二分查找
二分查找也称为折半查找,每次都能将查找区间减半,这种折半特性的算法时间复杂度都为 O(logN)。
左闭右闭
//nums是数组,size是数组的大小,target是需要查找的值
//写法一:左闭右闭
int search(int nums[], int size, int target) {
int left = 0;
int right = size - 1; // 定义了target在左闭右闭的区间内,[left, right]
while (left <= right) { //当left == right时,区间[left, right]仍然有效
int middle = left + ((right - left) / 2);//等同于 (left + right) / 2,防止溢出
if (nums[middle] > target) {
right = middle - 1; //target在左区间,所以[left, middle - 1]
} else if (nums[middle] < target) {
left = middle + 1; //target在右区间,所以[middle + 1, right]

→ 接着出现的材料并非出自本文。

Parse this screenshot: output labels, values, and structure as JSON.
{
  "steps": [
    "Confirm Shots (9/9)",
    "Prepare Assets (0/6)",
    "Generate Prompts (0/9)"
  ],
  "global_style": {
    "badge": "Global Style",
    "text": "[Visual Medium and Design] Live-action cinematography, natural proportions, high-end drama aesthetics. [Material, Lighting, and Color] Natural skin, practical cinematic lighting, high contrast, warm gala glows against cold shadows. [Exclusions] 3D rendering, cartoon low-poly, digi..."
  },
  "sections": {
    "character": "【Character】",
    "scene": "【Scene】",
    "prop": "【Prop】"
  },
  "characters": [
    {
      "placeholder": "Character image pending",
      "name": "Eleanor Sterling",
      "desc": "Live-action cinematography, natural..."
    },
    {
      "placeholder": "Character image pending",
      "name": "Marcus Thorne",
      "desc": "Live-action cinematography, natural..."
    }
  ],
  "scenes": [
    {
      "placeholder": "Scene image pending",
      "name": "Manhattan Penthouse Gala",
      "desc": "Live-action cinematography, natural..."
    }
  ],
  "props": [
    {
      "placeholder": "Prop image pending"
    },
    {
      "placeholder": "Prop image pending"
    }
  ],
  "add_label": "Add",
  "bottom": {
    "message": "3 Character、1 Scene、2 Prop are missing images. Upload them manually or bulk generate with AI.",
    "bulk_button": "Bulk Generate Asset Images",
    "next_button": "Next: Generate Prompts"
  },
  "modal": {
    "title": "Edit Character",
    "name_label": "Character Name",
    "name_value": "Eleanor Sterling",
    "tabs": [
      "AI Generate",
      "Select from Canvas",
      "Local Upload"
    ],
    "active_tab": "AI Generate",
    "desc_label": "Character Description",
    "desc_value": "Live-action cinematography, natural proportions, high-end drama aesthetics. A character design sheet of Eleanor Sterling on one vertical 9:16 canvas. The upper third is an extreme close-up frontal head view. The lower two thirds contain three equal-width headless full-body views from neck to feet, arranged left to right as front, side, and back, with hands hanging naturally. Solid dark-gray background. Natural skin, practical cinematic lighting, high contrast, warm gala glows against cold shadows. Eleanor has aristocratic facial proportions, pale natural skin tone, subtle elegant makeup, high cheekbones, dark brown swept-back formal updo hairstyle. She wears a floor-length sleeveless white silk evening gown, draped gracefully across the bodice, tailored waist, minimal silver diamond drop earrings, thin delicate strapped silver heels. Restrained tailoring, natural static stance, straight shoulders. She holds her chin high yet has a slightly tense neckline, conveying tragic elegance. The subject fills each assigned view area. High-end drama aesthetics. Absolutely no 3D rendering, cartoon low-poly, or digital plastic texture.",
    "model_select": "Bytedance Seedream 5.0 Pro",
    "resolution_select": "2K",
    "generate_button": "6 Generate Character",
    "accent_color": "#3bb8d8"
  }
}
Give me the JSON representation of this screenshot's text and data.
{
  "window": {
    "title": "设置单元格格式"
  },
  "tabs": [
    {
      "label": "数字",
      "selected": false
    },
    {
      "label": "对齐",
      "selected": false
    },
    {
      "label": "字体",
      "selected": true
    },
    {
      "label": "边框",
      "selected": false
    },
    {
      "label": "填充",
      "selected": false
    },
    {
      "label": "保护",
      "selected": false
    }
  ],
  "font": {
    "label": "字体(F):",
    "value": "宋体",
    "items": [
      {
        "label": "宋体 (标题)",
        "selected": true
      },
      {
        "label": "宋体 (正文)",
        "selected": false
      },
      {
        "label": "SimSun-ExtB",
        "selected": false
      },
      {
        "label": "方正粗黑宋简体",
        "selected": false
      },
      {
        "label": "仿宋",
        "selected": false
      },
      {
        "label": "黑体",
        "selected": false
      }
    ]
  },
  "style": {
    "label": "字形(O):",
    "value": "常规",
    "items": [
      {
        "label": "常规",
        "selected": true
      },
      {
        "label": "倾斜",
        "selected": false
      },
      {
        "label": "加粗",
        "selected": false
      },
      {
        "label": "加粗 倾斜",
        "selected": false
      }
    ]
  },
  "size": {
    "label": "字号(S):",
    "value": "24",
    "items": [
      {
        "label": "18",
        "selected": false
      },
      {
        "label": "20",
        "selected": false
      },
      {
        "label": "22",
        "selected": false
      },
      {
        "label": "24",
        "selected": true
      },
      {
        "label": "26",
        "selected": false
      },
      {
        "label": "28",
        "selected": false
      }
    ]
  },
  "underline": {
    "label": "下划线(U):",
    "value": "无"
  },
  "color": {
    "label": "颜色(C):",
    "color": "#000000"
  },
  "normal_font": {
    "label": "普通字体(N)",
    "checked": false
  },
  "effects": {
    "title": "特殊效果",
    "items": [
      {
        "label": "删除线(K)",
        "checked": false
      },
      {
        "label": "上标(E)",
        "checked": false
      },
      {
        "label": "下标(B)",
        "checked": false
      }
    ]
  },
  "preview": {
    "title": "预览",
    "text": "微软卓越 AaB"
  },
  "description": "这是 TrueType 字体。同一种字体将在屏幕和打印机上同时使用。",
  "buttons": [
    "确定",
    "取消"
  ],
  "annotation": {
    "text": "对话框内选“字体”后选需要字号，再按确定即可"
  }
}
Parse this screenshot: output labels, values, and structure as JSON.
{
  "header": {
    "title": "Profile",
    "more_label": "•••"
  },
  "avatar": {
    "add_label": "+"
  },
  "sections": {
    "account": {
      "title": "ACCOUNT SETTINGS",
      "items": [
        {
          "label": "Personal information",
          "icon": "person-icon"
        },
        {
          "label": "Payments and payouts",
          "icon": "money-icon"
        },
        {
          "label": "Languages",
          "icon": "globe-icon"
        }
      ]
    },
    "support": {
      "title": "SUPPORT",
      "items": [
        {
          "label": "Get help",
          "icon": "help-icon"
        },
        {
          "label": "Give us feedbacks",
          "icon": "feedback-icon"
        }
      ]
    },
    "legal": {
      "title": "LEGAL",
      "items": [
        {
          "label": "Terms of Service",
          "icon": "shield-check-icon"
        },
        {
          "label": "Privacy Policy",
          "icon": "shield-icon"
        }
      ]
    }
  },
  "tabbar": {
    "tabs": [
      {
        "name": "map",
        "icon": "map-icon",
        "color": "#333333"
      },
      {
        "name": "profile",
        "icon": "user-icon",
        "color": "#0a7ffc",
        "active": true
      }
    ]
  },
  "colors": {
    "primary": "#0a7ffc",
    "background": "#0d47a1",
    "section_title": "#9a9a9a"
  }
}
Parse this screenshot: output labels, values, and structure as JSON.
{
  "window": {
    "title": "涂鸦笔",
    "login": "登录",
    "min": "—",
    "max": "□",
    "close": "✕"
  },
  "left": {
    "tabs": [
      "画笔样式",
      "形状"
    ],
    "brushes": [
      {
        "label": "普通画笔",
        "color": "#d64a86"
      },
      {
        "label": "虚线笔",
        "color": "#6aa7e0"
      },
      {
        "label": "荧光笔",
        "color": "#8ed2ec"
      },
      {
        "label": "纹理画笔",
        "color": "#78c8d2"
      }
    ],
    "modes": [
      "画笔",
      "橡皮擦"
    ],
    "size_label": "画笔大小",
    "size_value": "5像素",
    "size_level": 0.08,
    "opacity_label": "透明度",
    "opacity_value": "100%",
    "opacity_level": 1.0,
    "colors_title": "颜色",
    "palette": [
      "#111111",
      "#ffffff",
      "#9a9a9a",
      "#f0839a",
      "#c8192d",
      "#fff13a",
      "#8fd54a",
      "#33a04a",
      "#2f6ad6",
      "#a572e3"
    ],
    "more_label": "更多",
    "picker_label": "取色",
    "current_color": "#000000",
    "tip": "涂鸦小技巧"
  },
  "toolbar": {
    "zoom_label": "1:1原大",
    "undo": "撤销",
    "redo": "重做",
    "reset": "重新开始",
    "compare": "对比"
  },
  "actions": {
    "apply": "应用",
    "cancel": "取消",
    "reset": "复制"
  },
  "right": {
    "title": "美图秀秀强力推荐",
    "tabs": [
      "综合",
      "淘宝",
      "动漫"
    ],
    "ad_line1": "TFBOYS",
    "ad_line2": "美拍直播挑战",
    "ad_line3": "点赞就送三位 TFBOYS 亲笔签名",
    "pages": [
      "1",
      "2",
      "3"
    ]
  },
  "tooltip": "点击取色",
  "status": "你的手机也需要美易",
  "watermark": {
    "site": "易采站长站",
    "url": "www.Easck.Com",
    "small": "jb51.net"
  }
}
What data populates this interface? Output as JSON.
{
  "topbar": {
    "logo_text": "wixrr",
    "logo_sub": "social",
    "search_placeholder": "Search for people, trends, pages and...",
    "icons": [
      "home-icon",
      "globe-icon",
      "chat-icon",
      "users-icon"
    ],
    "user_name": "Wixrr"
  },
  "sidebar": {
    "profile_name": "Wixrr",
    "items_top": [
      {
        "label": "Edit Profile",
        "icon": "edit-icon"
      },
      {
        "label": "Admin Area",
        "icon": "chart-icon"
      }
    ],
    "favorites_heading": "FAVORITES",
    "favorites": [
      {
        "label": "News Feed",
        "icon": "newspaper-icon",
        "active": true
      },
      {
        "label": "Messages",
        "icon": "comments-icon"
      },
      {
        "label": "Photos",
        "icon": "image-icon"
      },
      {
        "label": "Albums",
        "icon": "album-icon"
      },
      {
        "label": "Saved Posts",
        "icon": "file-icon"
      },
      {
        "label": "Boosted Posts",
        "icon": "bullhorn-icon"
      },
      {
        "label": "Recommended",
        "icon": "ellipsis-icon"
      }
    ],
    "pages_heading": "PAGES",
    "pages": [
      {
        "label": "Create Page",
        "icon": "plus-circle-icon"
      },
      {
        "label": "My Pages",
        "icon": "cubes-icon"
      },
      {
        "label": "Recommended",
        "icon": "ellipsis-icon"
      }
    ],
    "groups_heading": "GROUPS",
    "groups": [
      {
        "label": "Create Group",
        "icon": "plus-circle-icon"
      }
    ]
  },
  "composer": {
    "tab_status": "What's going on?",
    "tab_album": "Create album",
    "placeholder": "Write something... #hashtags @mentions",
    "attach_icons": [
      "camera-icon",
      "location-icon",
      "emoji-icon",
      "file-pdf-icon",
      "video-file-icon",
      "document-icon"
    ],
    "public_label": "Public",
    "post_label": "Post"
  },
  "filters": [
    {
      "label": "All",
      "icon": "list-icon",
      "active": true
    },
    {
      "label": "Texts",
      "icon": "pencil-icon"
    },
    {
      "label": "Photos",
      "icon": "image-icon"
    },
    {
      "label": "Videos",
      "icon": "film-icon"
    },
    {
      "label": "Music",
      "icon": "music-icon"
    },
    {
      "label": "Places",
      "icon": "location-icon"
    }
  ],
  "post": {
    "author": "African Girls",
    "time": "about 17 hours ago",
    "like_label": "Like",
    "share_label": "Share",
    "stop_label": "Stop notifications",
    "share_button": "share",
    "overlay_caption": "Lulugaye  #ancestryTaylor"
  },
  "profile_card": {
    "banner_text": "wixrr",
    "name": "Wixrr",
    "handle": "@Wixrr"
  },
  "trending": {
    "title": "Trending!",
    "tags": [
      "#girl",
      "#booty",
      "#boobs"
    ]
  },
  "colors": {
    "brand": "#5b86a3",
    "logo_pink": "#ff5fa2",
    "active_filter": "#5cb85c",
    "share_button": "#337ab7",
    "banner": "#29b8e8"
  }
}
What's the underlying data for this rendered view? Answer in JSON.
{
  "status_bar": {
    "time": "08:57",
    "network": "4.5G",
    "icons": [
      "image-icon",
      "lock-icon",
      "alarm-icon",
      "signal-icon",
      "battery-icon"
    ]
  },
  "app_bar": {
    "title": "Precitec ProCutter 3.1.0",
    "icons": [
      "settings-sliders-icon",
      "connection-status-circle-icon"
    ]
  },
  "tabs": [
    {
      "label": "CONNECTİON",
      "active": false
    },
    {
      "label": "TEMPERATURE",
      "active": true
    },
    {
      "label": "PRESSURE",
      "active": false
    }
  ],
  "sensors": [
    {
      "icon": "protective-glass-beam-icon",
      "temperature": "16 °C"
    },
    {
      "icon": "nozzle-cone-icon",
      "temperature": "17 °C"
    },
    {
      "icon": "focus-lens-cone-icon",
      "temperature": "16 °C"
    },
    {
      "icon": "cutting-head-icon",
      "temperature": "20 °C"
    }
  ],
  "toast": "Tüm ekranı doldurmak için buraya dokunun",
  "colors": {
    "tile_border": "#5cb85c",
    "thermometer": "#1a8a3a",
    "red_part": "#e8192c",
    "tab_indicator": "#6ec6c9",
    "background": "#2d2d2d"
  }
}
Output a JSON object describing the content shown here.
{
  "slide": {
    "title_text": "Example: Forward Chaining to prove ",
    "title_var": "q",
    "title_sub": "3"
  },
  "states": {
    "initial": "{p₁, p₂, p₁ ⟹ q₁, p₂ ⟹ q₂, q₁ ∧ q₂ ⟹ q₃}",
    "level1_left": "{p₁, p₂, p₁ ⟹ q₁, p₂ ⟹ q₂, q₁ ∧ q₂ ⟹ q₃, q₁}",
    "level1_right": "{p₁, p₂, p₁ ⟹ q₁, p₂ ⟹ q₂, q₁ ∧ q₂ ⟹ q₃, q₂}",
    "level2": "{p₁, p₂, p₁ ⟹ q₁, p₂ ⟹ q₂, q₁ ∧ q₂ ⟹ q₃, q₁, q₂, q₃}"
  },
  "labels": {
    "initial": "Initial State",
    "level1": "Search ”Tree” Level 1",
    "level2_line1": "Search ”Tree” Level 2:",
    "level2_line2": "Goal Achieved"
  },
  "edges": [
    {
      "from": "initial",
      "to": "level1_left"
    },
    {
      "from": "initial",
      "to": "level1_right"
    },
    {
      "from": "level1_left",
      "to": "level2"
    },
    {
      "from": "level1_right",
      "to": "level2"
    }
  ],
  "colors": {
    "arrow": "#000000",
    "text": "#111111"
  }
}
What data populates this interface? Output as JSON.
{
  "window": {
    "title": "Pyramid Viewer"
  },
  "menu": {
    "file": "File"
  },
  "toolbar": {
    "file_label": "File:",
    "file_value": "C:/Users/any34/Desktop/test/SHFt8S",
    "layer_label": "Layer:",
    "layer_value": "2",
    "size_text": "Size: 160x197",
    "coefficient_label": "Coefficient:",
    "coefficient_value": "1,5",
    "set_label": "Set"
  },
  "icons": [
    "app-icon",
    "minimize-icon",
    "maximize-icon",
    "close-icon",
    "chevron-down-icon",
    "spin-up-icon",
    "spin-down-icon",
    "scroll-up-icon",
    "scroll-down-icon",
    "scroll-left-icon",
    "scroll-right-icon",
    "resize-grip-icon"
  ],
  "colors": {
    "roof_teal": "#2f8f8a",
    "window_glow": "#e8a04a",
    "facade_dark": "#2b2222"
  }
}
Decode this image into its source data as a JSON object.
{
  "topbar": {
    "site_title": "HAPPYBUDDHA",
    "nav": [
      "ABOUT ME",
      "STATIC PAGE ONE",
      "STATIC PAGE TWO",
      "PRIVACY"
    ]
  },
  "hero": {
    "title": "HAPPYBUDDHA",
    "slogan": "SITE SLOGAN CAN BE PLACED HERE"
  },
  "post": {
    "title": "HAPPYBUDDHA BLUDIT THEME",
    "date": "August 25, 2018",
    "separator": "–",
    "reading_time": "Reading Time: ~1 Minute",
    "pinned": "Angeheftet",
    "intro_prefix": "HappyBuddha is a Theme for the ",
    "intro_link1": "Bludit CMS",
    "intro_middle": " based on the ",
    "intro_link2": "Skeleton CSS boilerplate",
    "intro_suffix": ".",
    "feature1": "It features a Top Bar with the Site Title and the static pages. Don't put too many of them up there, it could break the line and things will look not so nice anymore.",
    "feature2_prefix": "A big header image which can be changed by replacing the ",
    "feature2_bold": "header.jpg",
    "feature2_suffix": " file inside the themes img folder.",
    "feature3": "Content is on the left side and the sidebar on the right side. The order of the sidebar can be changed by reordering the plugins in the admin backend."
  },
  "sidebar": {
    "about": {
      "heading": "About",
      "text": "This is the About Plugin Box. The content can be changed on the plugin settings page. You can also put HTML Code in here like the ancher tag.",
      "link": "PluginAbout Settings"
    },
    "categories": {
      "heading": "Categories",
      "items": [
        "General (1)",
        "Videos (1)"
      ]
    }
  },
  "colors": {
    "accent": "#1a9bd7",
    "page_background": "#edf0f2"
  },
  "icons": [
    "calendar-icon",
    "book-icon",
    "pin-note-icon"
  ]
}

} else { //既不在左边,也不在右边,那就是找到答案了
return middle;
}
}
//没有找到目标值
return -1;
}
① 查找33,那么target 的值就是33
② left = 0 ; right = 11 ; middle = left + ( (right - left ) / 2 ) = 5;
③ nums[5] < 33 ; left = middle +1 = 6 ;
④ middle = left + ( (right - left ) / 2 ) = 8 ; nums[middle]== target
左闭右开
//写法二:左闭右开
int search(int nums[], int size, int target){
int left = 0;
int right = size; //定义target在左闭右开的区间里,即[left, right)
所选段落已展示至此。